L’Europe pourrait envisager de céder son siège permanent au Fonds monétaire international (FMI) en échange d’une contribution plus importante de la Chine en vue de réformer le système. C’est ce qu’indique un document diffusé dans les capitales européennes par la présidence française de l’UE.
Le projet présenté dans le document consulté par EURACTIV appelle en outre à un élargissement du G8 afin d’y inclure davantage les pays émergents.
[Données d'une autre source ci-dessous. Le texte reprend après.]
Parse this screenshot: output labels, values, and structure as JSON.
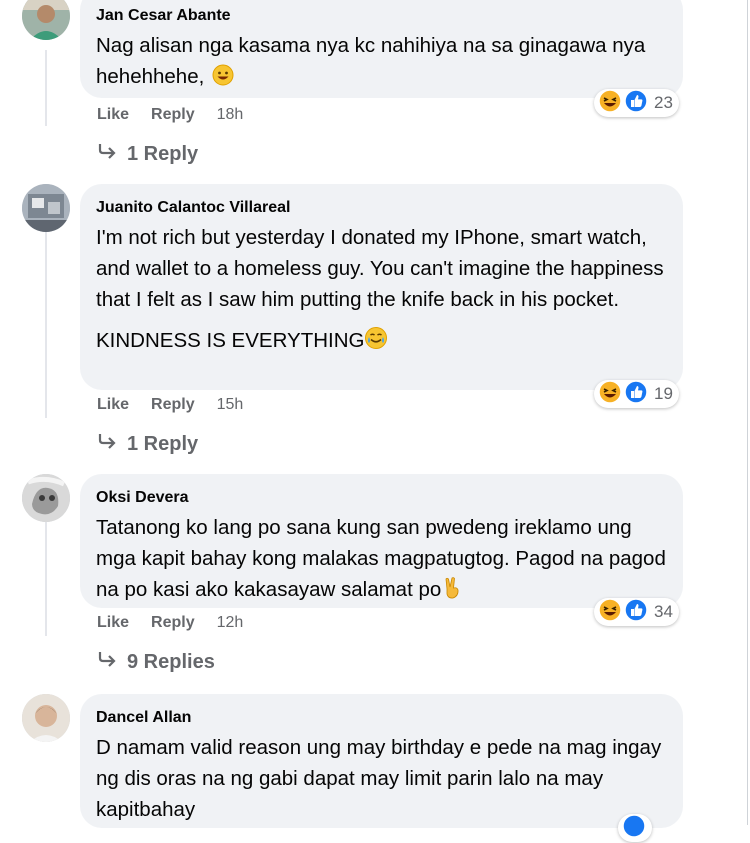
{
  "comments": [
    {
      "author": "Jan Cesar Abante",
      "text": [
        "Nag alisan nga kasama nya kc nahihiya na sa ginagawa nya hehehhehe,"
      ],
      "like_label": "Like",
      "reply_label": "Reply",
      "time": "18h",
      "reaction_count": "23",
      "replies_label": "1 Reply"
    },
    {
      "author": "Juanito Calantoc Villareal",
      "text": [
        "I'm not rich but yesterday I donated my IPhone, smart watch, and wallet to a homeless guy. You can't imagine the happiness that I felt as I saw him putting the knife back in his pocket.",
        "KINDNESS IS EVERYTHING"
      ],
      "like_label": "Like",
      "reply_label": "Reply",
      "time": "15h",
      "reaction_count": "19",
      "replies_label": "1 Reply"
    },
    {
      "author": "Oksi Devera",
      "text": [
        "Tatanong ko lang po sana kung san pwedeng ireklamo ung mga kapit bahay kong malakas magpatugtog. Pagod na pagod na po kasi ako kakasayaw salamat po"
      ],
      "like_label": "Like",
      "reply_label": "Reply",
      "time": "12h",
      "reaction_count": "34",
      "replies_label": "9 Replies"
    },
    {
      "author": "Dancel Allan",
      "text": [
        "D namam valid reason ung may birthday e pede na mag ingay ng dis oras na ng gabi dapat may limit parin lalo na may kapitbahay"
      ]
    }
  ],
  "icons": {
    "reaction_haha": "haha-reaction-icon",
    "reaction_like": "like-reaction-icon",
    "reply_arrow": "reply-arrow-icon"
  },
  "colors": {
    "bubble": "#f0f2f5",
    "meta": "#65676b",
    "like_blue": "#1877f2",
    "haha_yellow": "#f7b125"
  }
}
Cependant, selon le document, la plus grande concession de la part de l’Europe serait de renoncer à son siège permanent au FMI. Un autre pas en avant serait de rendre le processus de sélection du directeur général du FMI et du président de la Banque mondiale plus ouvert et plus transparent, indique le document, qui sera examiné par les ministres européens des Finances dans le cadre d’une rencontre qui aura lieu le 4 novembre à Bruxelles.
L’objectif de la rencontre sera de préparer une ligne européenne commune qui puisse être adoptée lors du sommet européen du 7 novembre en vue du sommet mondial du 15 novembre à Washington, qui devrait lancer une réforme majeure du système monétaire international (EURACTIV 27/10/08).
L’Europe a accepté que le siège, occupé aujourd’hui par le Français Dominique Strauss-Kahn, puisse tomber entre d’autres mains. Depuis 1946, ce poste a toujours été l’apanage des Européens (quatre Français, deux Suédois, une Espagnol, un Belge, un Néerlandais et un Allemand ont dirigé le FMI jusqu’ici). Le document indique qu’il est essentiel d’inclure davantage les pays émergents et en développement.
D’autres acteurs importants devraient obtenir une légitimité accrue, ajoute le document, faisant une allusion à peine voilée à la Chine et à d’autres puissances émergentes, à qui il a été demandé en échange de prendre de plus en plus de responsabilités au sein du FMI. Les contribution de la Chine et de l’Inde au budget du FMI, en particulier, sont actuellement bien au-dessous de leur potentiel (cf. « Contexte »). La proposition risque de ne déplaire pas uniquement à ces deux pays. En effet, les Etats-Unis ne seraient certainement pas très enchantés à l’idée de devoir renoncer au contrôle de la Banque mondiale.
Le document va plus loin, demandant une révision du système monétaire international, qui est considéré comme une des causes à l’origine de l’instabilité monétaire actuelle. La présidence française de l’UE a appelé à une réflexion plus approfondie sur les défauts de l’actuel système monétaire international, qui est accusé d’encourager l’accumulation stérile de réserves et de détourner les flux monétaires des investissements productifs dans les pays développés tout comme dans les pays en développement, souligne le document. Il pourrait s’agir d’une nouvelle référence légèrement dissimulée à la Chine. Ce pays dispose d’un surplus constant à deux chiffres dans sa balance des paiements, ce qui lui permet d’accumuler des réserves de monnaies étrangères de 2000 milliards de dollars.
De nombreux pays européens partagent le point de vue français, en particulier ceux qui souffrent le plus des exportations asiatiques à bas prix, qui ont également été rendues possibles par le déséquilibre monétaire actuel. En effet, le yuan renminbi chinois, qui est indexé au dollar, est gardé à un taux artificiellement bas afin de favoriser les exportations. Les autres pays asiatiques abaissent dès lors eux aussi leur monnaie en vue de sauvegarder la compétitivité de leurs marchandises. Il en résulte que les produits occidentaux bon marché sont menacés et parfois même retirés des marchés intérieurs.